Although Tableau and Power PI are similar, Tableau is more efficient in handling massive data sets, while Power BI is more straightforward and friendly for beginners.
For example, to create a histogram in Tableau, we can create Bins, drag and drop variables to the Columns, and drag and drop the number of records in the Rows. See this video for a quick demo.
R
R was implemented in the early 1990s by statisticians. It is a popular choice in data science and analytics for statistical computing and graphics.
Pros
- A lot of libraries are available for data analytics and statistical modeling.
- Strongly supported by the open-source community.
- Exemplary support for data wrangling and data visualization.
Cons
- Although R is very productive in analytics studies, it is inefficient for production.
To plot a histogram in R, we can call its hist function:
hist(my_data$my_variable)
Python
Python is a general-purpose, object-oriented programming language that emphasizes code readability. Released in 1989, Python is easy to learn and a favorite of programmers and developers. Python is one of the most popular programming languages based on the 2021 TIOBE Index. The plenty of useful analytics libraries also makes this universal language a prevalent analytics tool in the industry.
Pros
- A lot of libraries are available for data analytics.
- Strongly supported by the open-source community.
- It is easier to be integrated into the production system.
Cons
- Although Python is an easy-to-learn language, it has a deeper learning curve than R for those with no programming background.
To plot a histogram in Python, we need to import the pandas
package and call the hist function:
import pandas as pd my_data.my_variable.hist()
SAS
SAS is a statistical software suite developed by SAS Institute in 1976. SAS has been an industry staple for a long time now, but it is being phased out and replaced by open-source tools in recent years.
Pros
- Tested algorithms.
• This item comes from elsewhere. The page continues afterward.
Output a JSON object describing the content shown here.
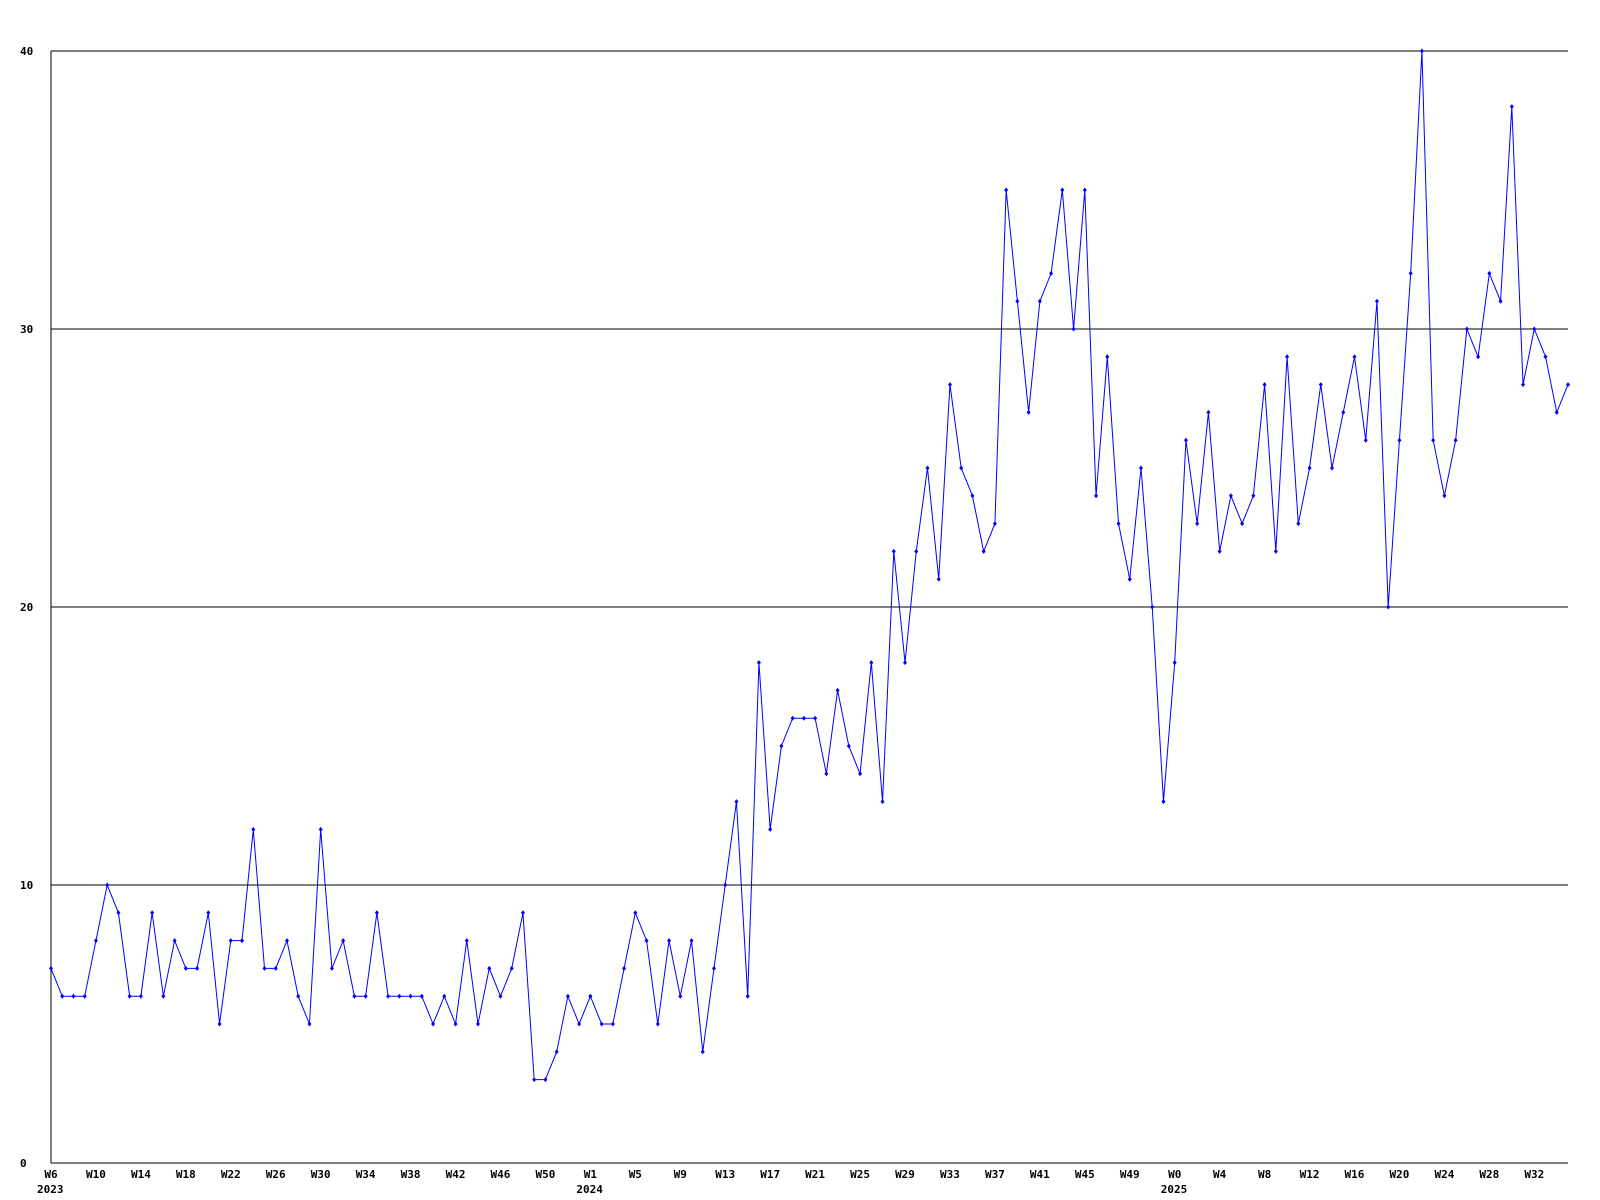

Every version of SAS is first tested in a controlled environment before being released.
- Data Security.
- Easy to use. SAS syntax is straightforward to learn. And it also has Graphical User Interface (GUI) to make statistical computing easier for non-programming users.
Cons
- SAS license is expensive.
- Not open source. R and Python are always quicker than SAS in implementing a paralytics algorithm.
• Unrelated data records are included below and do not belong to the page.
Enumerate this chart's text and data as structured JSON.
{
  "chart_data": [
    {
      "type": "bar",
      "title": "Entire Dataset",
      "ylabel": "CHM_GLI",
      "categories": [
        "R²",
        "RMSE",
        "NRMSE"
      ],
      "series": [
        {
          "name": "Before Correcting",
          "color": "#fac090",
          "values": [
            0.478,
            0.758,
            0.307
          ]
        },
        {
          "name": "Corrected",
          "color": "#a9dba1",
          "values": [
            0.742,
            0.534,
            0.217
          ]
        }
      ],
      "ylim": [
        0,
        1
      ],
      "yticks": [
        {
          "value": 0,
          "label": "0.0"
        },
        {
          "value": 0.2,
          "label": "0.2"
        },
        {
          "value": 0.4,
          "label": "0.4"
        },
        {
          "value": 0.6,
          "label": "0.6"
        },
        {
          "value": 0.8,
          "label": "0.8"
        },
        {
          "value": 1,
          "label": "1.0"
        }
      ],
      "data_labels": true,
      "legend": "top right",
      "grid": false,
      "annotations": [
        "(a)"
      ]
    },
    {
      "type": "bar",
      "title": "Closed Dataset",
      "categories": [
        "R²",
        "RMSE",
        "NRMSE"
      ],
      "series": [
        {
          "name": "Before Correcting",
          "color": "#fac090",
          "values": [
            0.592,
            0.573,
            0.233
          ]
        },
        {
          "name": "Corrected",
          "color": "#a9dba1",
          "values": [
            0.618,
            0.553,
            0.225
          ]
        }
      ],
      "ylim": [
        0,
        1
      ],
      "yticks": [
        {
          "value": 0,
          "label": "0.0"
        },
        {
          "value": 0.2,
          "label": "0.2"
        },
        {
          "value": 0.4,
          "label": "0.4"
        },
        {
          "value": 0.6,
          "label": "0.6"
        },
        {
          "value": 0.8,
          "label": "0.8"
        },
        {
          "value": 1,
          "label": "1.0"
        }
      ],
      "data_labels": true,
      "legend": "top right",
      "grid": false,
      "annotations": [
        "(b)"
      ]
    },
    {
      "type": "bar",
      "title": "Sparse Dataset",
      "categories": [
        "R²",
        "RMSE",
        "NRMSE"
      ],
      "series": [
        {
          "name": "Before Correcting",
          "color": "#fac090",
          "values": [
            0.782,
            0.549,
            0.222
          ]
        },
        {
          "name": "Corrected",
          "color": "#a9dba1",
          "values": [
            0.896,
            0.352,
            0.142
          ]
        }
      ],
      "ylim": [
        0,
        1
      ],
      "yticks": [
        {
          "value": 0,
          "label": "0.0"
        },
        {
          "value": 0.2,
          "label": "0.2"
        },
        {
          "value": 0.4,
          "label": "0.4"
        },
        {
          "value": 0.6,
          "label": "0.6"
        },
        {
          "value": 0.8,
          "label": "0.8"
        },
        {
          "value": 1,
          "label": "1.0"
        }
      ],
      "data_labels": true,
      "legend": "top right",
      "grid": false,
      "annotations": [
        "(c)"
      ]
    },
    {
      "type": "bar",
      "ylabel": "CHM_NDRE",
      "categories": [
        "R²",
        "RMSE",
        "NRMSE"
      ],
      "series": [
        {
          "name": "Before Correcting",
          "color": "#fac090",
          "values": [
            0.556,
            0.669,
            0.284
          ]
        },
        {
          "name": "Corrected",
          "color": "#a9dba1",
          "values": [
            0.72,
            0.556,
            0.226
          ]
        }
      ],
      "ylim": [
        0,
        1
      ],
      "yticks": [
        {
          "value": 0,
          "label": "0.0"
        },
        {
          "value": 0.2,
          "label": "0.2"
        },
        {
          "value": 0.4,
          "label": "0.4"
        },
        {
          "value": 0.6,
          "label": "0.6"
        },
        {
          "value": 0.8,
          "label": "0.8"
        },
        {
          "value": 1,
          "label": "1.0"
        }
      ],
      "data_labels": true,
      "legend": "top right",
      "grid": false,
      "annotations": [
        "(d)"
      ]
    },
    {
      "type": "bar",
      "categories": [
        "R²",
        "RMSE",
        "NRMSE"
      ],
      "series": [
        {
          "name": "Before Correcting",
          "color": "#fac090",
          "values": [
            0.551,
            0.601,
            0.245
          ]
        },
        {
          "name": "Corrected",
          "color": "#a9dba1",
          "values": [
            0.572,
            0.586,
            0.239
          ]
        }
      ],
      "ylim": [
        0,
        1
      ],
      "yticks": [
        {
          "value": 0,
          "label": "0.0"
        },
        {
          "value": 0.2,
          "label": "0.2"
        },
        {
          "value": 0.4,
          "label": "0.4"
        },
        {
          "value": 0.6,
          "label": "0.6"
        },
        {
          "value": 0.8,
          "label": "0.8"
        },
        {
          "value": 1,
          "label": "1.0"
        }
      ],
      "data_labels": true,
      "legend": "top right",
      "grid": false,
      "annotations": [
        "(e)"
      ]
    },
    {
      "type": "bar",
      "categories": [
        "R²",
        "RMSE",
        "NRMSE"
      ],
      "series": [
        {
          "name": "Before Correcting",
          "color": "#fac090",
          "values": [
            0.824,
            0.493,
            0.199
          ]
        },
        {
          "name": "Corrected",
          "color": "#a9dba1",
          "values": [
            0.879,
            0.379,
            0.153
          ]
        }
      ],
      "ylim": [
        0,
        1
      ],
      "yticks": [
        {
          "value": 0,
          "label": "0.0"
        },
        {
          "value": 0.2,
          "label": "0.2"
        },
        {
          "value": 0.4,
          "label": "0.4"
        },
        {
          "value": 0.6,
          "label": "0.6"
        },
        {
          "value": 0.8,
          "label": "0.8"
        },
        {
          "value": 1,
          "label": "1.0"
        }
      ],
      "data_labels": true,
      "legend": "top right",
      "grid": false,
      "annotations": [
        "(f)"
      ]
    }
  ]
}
SAS has many ways to plot a histogram. For example, we can use the PROC
step:
PROC sgplot data=mylib.my_data;
histogram my_variable;
RUN;
The SQL, R, Python, and SAS mentioned above are programming analytics tools. Also, both R and Python can work together with Tableau, Power BI, and Excel. Excel also includes the native VBA programming language. Not surprisingly, analytics programming is an unignorable skill. Although it may be challenging for those who do not have the related experience initially, it benefits reproducibility, flexibility, and collaboration. It makes analytics professionals more productive in the industry. With the libraries’ help, analytics programming is less technical than engineering programming. Many recent libraries, such as Bamboolib, can generate the code automatically to make the analytics programming even more convenient.